I sat on the bus contemplating my feelings. I didn't cry. I wasn't happy, but I was depressed either. I was sort of.....blah. I guess I had built a stronger wall around myself than I'd thought. Now that I think about it, I think I only like Harry as a friend anyway. After I gave him the note, the spark had sort of died. I wonder now if he can still *be* friends.
I got over everything amazingly quickly. Braeline helped in that. I had thought one of her guy friends was cute, and she told him, and he called me.

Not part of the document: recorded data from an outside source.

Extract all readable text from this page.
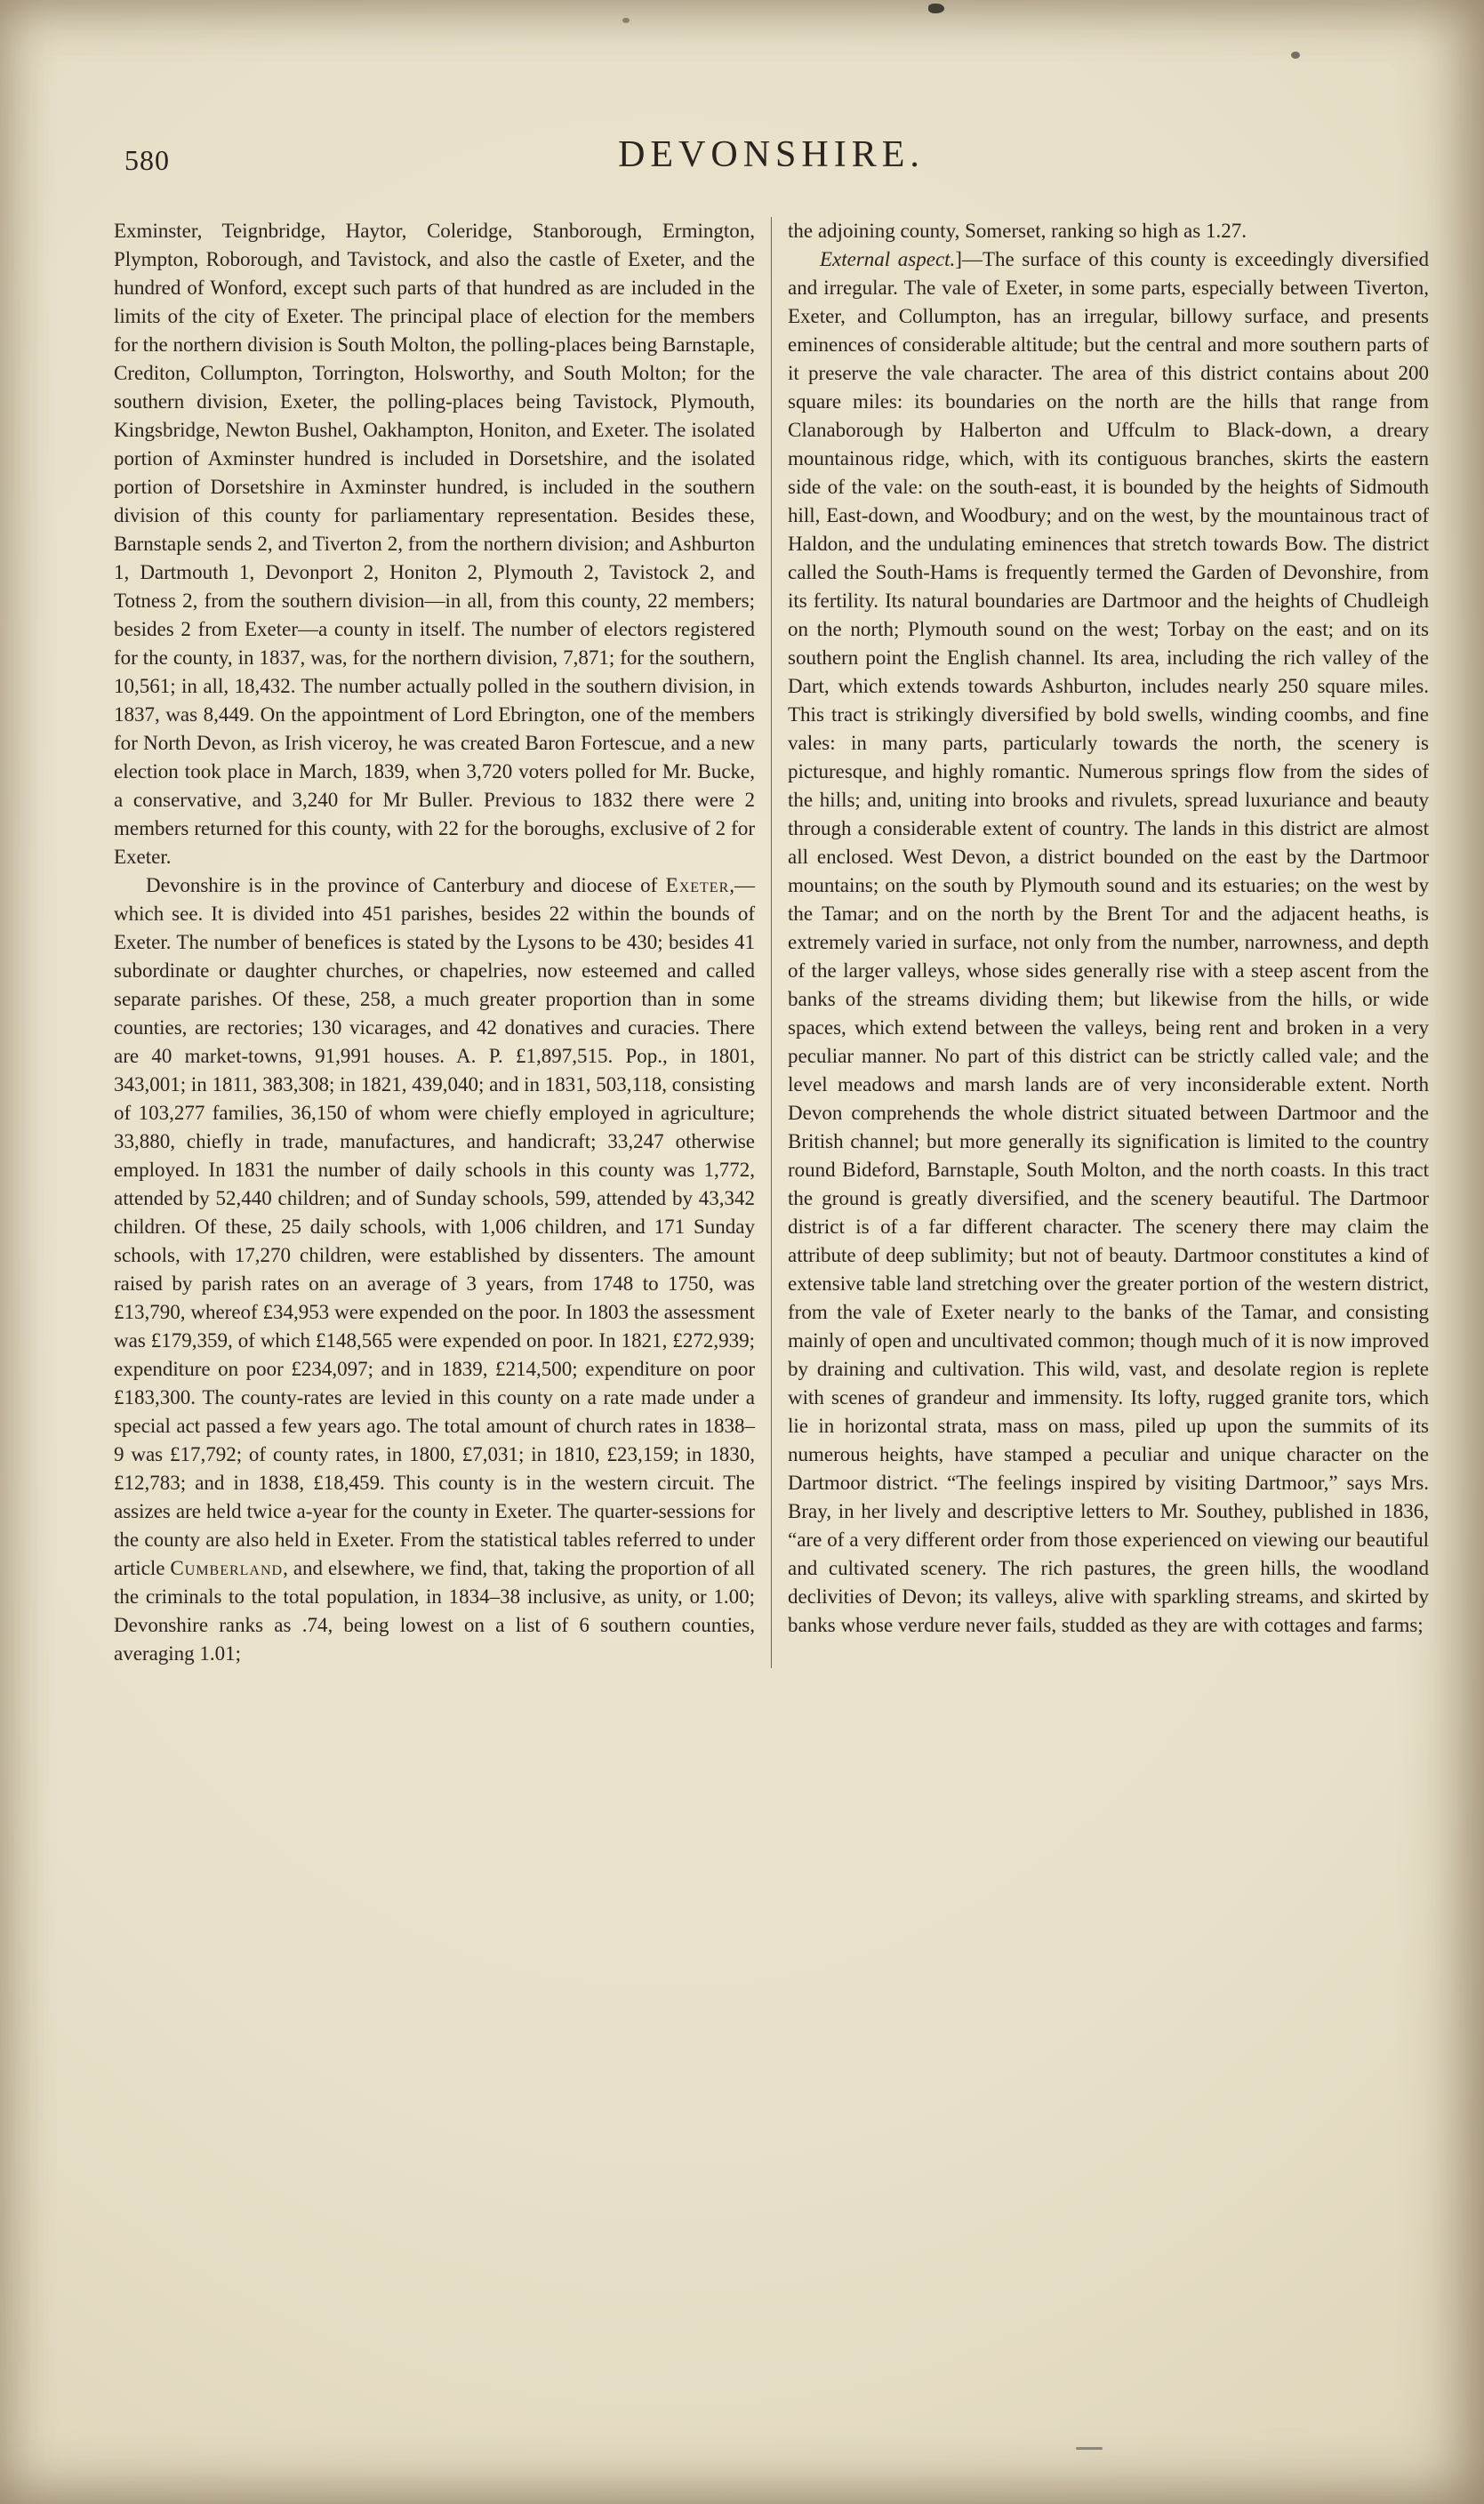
580	DEVONSHIRE.

Exminster, Teignbridge, Haytor, Coleridge, Stanborough, Ermington, Plympton, Roborough, and Tavistock, and also the castle of Exeter, and the hundred of Wonford, except such parts of that hundred as are included in the limits of the city of Exeter. The principal place of election for the members for the northern division is South Molton, the polling-places being Barnstaple, Crediton, Collumpton, Torrington, Holsworthy, and South Molton; for the southern division, Exeter, the polling-places being Tavistock, Plymouth, Kingsbridge, Newton Bushel, Oakhampton, Honiton, and Exeter. The isolated portion of Axminster hundred is included in Dorsetshire, and the isolated portion of Dorsetshire in Axminster hundred, is included in the southern division of this county for parliamentary representation. Besides these, Barnstaple sends 2, and Tiverton 2, from the northern division; and Ashburton 1, Dartmouth 1, Devonport 2, Honiton 2, Plymouth 2, Tavistock 2, and Totness 2, from the southern division—in all, from this county, 22 members; besides 2 from Exeter—a county in itself. The number of electors registered for the county, in 1837, was, for the northern division, 7,871; for the southern, 10,561; in all, 18,432. The number actually polled in the southern division, in 1837, was 8,449. On the appointment of Lord Ebrington, one of the members for North Devon, as Irish viceroy, he was created Baron Fortescue, and a new election took place in March, 1839, when 3,720 voters polled for Mr. Bucke, a conservative, and 3,240 for Mr Buller. Previous to 1832 there were 2 members returned for this county, with 22 for the boroughs, exclusive of 2 for Exeter.

Devonshire is in the province of Canterbury and diocese of Exeter,—which see. It is divided into 451 parishes, besides 22 within the bounds of Exeter. The number of benefices is stated by the Lysons to be 430; besides 41 subordinate or daughter churches, or chapelries, now esteemed and called separate parishes. Of these, 258, a much greater proportion than in some counties, are rectories; 130 vicarages, and 42 donatives and curacies. There are 40 market-towns, 91,991 houses. A. P. £1,897,515. Pop., in 1801, 343,001; in 1811, 383,308; in 1821, 439,040; and in 1831, 503,118, consisting of 103,277 families, 36,150 of whom were chiefly employed in agriculture; 33,880, chiefly in trade, manufactures, and handicraft; 33,247 otherwise employed. In 1831 the number of daily schools in this county was 1,772, attended by 52,440 children; and of Sunday schools, 599, attended by 43,342 children. Of these, 25 daily schools, with 1,006 children, and 171 Sunday schools, with 17,270 children, were established by dissenters. The amount raised by parish rates on an average of 3 years, from 1748 to 1750, was £13,790, whereof £34,953 were expended on the poor. In 1803 the assessment was £179,359, of which £148,565 were expended on poor. In 1821, £272,939; expenditure on poor £234,097; and in 1839, £214,500; expenditure on poor £183,300. The county-rates are levied in this county on a rate made under a special act passed a few years ago. The total amount of church rates in 1838–9 was £17,792; of county rates, in 1800, £7,031; in 1810, £23,159; in 1830, £12,783; and in 1838, £18,459. This county is in the western circuit. The assizes are held twice a-year for the county in Exeter. The quarter-sessions for the county are also held in Exeter. From the statistical tables referred to under article Cumberland, and elsewhere, we find, that, taking the proportion of all the criminals to the total population, in 1834–38 inclusive, as unity, or 1.00; Devonshire ranks as .74, being lowest on a list of 6 southern counties, averaging 1.01;

the adjoining county, Somerset, ranking so high as 1.27.

External aspect.]—The surface of this county is exceedingly diversified and irregular. The vale of Exeter, in some parts, especially between Tiverton, Exeter, and Collumpton, has an irregular, billowy surface, and presents eminences of considerable altitude; but the central and more southern parts of it preserve the vale character. The area of this district contains about 200 square miles: its boundaries on the north are the hills that range from Clanaborough by Halberton and Uffculm to Black-down, a dreary mountainous ridge, which, with its contiguous branches, skirts the eastern side of the vale: on the south-east, it is bounded by the heights of Sidmouth hill, East-down, and Woodbury; and on the west, by the mountainous tract of Haldon, and the undulating eminences that stretch towards Bow. The district called the South-Hams is frequently termed the Garden of Devonshire, from its fertility. Its natural boundaries are Dartmoor and the heights of Chudleigh on the north; Plymouth sound on the west; Torbay on the east; and on its southern point the English channel. Its area, including the rich valley of the Dart, which extends towards Ashburton, includes nearly 250 square miles. This tract is strikingly diversified by bold swells, winding coombs, and fine vales: in many parts, particularly towards the north, the scenery is picturesque, and highly romantic. Numerous springs flow from the sides of the hills; and, uniting into brooks and rivulets, spread luxuriance and beauty through a considerable extent of country. The lands in this district are almost all enclosed. West Devon, a district bounded on the east by the Dartmoor mountains; on the south by Plymouth sound and its estuaries; on the west by the Tamar; and on the north by the Brent Tor and the adjacent heaths, is extremely varied in surface, not only from the number, narrowness, and depth of the larger valleys, whose sides generally rise with a steep ascent from the banks of the streams dividing them; but likewise from the hills, or wide spaces, which extend between the valleys, being rent and broken in a very peculiar manner. No part of this district can be strictly called vale; and the level meadows and marsh lands are of very inconsiderable extent. North Devon comprehends the whole district situated between Dartmoor and the British channel; but more generally its signification is limited to the country round Bideford, Barnstaple, South Molton, and the north coasts. In this tract the ground is greatly diversified, and the scenery beautiful. The Dartmoor district is of a far different character. The scenery there may claim the attribute of deep sublimity; but not of beauty. Dartmoor constitutes a kind of extensive table land stretching over the greater portion of the western district, from the vale of Exeter nearly to the banks of the Tamar, and consisting mainly of open and uncultivated common; though much of it is now improved by draining and cultivation. This wild, vast, and desolate region is replete with scenes of grandeur and immensity. Its lofty, rugged granite tors, which lie in horizontal strata, mass on mass, piled up upon the summits of its numerous heights, have stamped a peculiar and unique character on the Dartmoor district. “The feelings inspired by visiting Dartmoor,” says Mrs. Bray, in her lively and descriptive letters to Mr. Southey, published in 1836, “are of a very different order from those experienced on viewing our beautiful and cultivated scenery. The rich pastures, the green hills, the woodland declivities of Devon; its valleys, alive with sparkling streams, and skirted by banks whose verdure never fails, studded as they are with cottages and farms;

I was really happy to be interested in another guy who might be interested in me.
The final day of anything school-related was the class trip to an amuesment park. I went and had a blast with my friends. Except for getting *really* sunburned, it was a great day. A bunch of people were waiting for rides home at the school when we came back. I chatted with some friends who were waiting also. When the pay phone was free, I went over to call my mom. As I was walking back to my friends, I passed by Harry, who was leaning against the brick wall of the school, waiting by himself.
"Your nose is really red," he said to me as I passed by. I stopped and said to him, "Yeah, I got really sunburned. I forgot to put on sunblock." "Yeah, me too," he replied. I then walked away. I leaned against the brick wall too, farther down from Harry. I listened to my friends talking, but mostly I watched Harry out of the corner of my eye.
I wonder why he'd talked to me so randomly. I looked at him again, wistfully thinking that he *did* look cute today, even though that hadn't been the reason I'd liked him. I guess old crushes never really go away, and that certain things will bring a hint of that flame back into your heart. I still like Harry as a friend, and I do miss talking to him. As usual, it was me that screwed things up. There's always next year. I wonder how I'll feel then. And like always, I wonder if Harry ever did like me more than a friend, even if it was just for a second.